Joyce nodded. “I used to think about her all the time, even though I didn’t want to. Then the years went by and it got easier to forget.”

“I’m sorry I have to bring it all back.”

She looked at him. “Oh, it wasn’t just you. It was that man, seeing him on TV after all this time.”

She was talking about Jack Cade, but Louis knew she didn’t want to say his name. He slipped a notebook out of his pocket. “I just have a few questions, Mrs. Novick. What can you tell me about the night Kitty disappeared?”

She sat down in the swivel chair, holding a hairbrush. “God, I can still remember that night like it was yesterday.”

Joyce’s pale blue eyes grew distant. “It was April 9th. And it was hot and sticky, like summer was coming early that year. All the kids were out cruising. We were very busy, I remember.”

“Do you recall anything out of the ordinary?”

Joyce shook her head. “Kitty punched out at eleven, just like always. I waved to her as she walked toward the bus stop. She turned and waved back. That’s the last time I saw her.”
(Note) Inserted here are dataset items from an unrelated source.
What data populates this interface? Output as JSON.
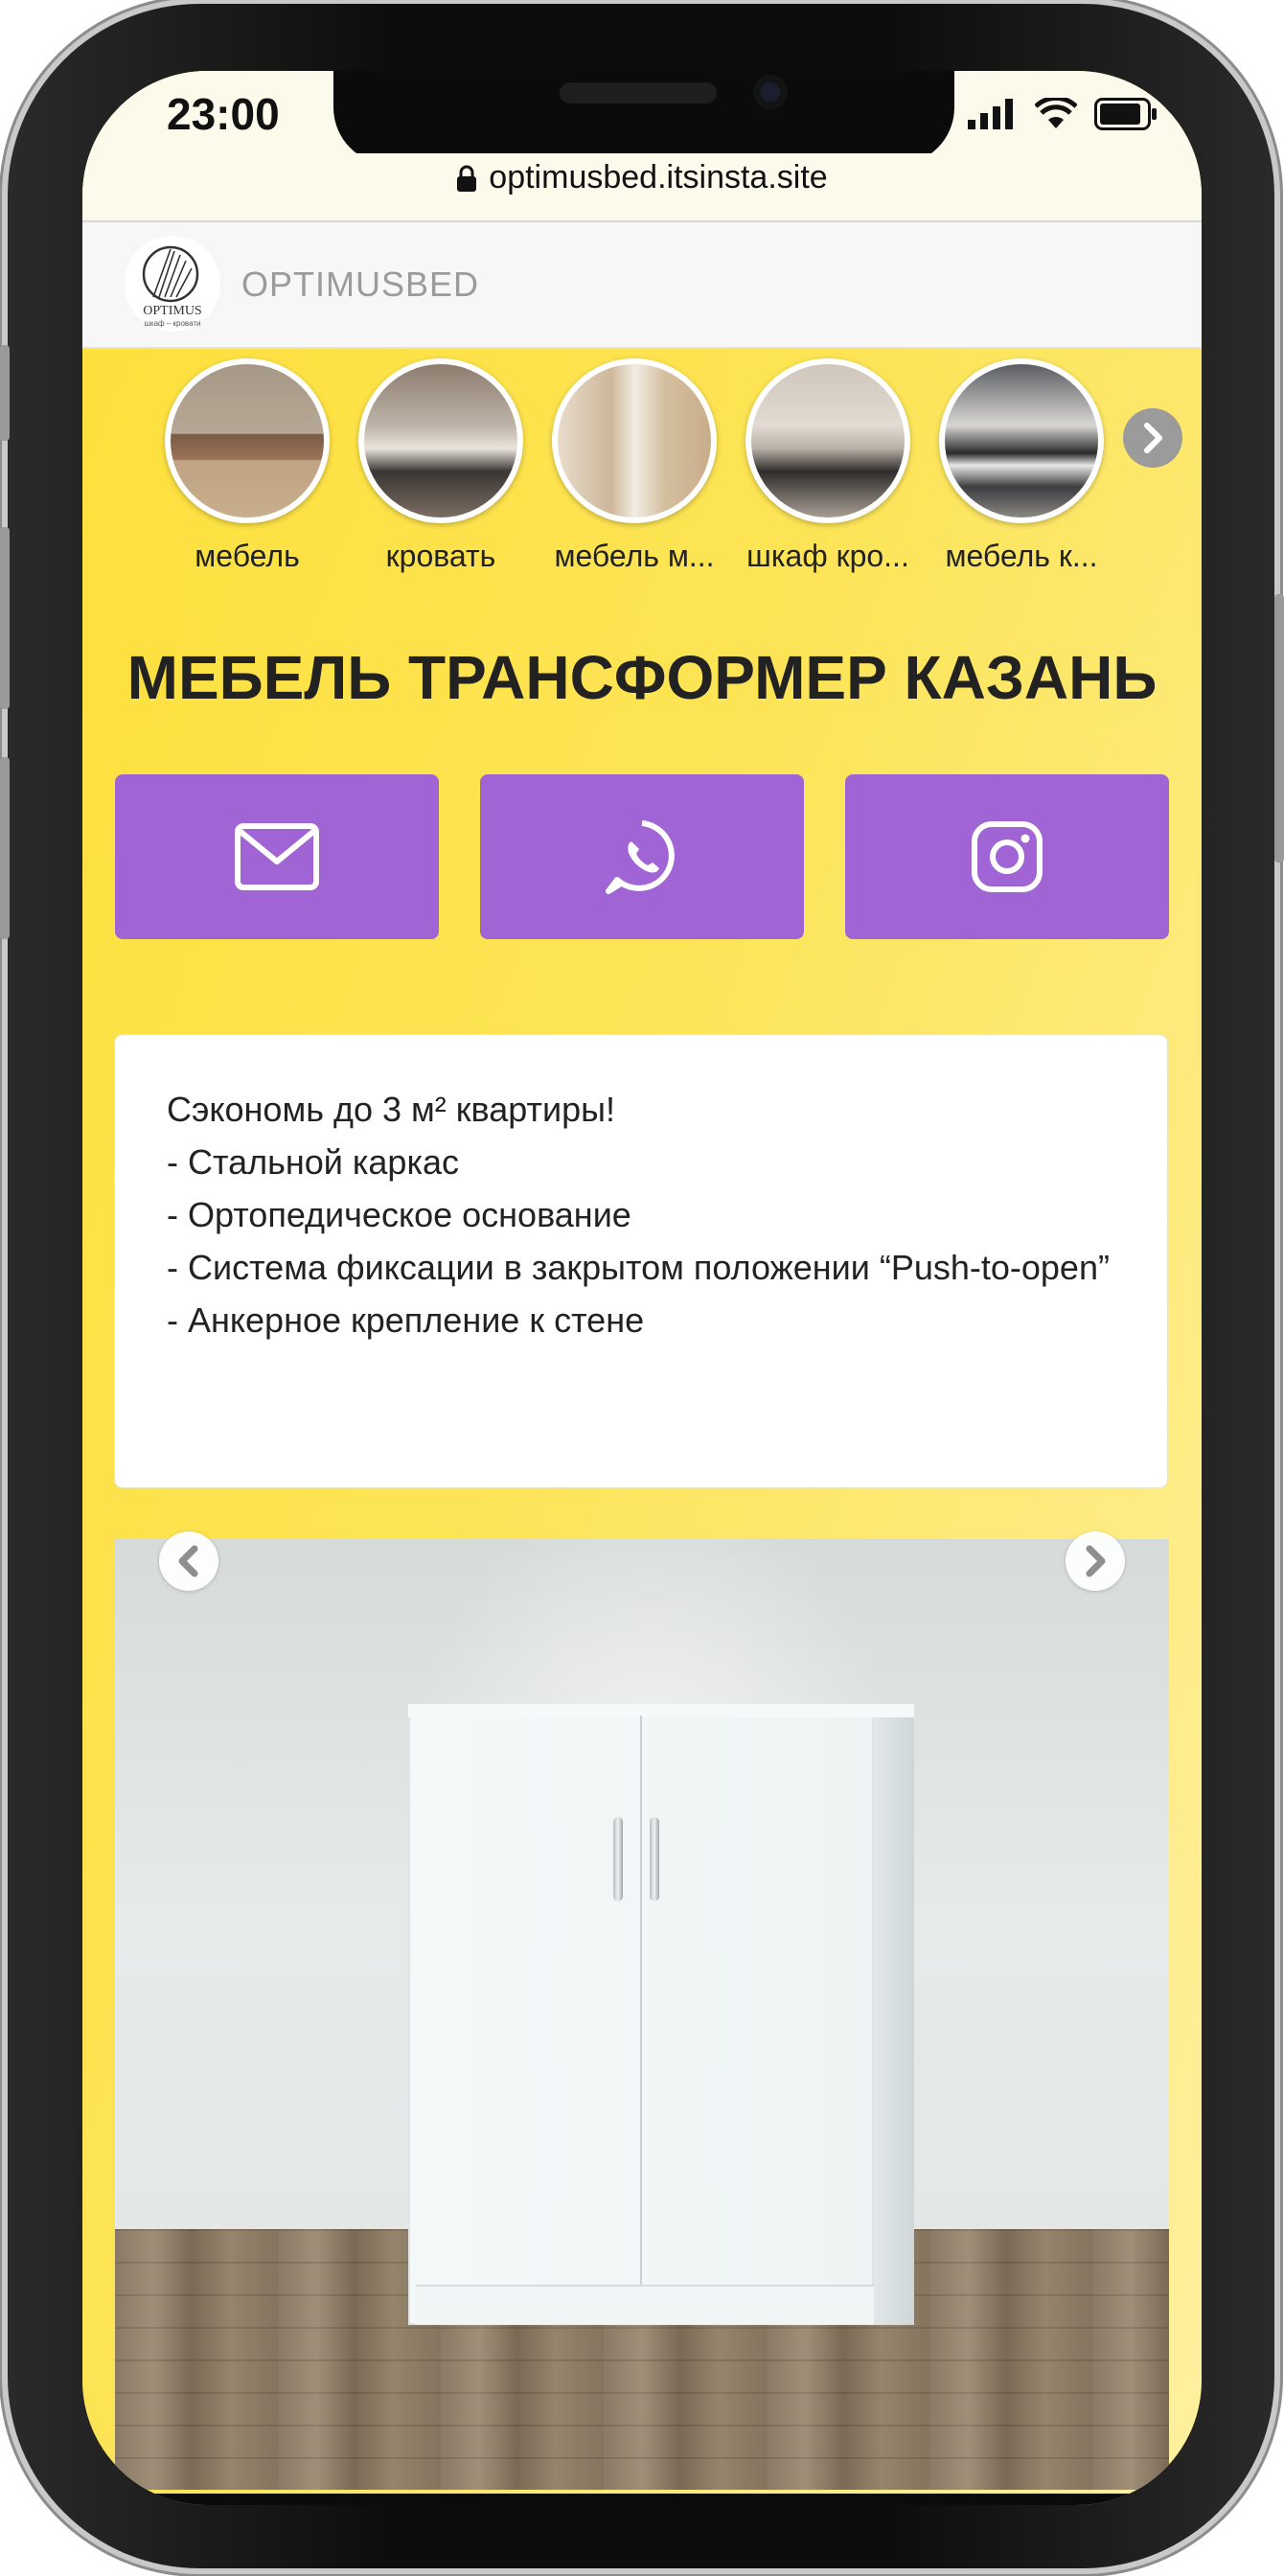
{
  "status": {
    "time": "23:00"
  },
  "browser": {
    "url": "optimusbed.itsinsta.site"
  },
  "header": {
    "logo_name": "Optimus",
    "logo_tagline": "шкаф – кровати",
    "brand": "OPTIMUSBED"
  },
  "stories": [
    {
      "label": "мебель"
    },
    {
      "label": "кровать"
    },
    {
      "label": "мебель м..."
    },
    {
      "label": "шкаф кро..."
    },
    {
      "label": "мебель к..."
    }
  ],
  "page": {
    "title": "МЕБЕЛЬ ТРАНСФОРМЕР КАЗАНЬ"
  },
  "contacts": [
    {
      "icon": "mail-icon"
    },
    {
      "icon": "whatsapp-icon"
    },
    {
      "icon": "instagram-icon"
    }
  ],
  "description": {
    "lines": [
      "Сэкономь до 3 м² квартиры!",
      "- Стальной каркас",
      "- Ортопедическое основание",
      "- Система фиксации в закрытом положении “Push-to-open”",
      "- Анкерное крепление к стене"
    ]
  },
  "colors": {
    "accent": "#a064d4",
    "background": "#fde03a",
    "card": "#ffffff"
  }
}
“She didn’t leave with anyone?”

Joyce shook her head slowly.

Louis pulled up a stool and sat down opposite the swivel chair. “How long did you know Kitty?” he asked.

Joyce was staring at something on the opposite wall. Louis followed her gaze, but all he saw was a bunch of tools hanging on a pegboard.

“Mrs. Novick?”

She looked back at him.

“How long did you know Kitty?”

“We met in sixth grade. I remember the first time I saw her.” For the first time, Joyce smiled. It transformed her, made her look younger. “Kitty was in the girl’s john ratting her hair and making spit curls. I was in awe of her. None of the other girls ratted their hair in sixth grade.”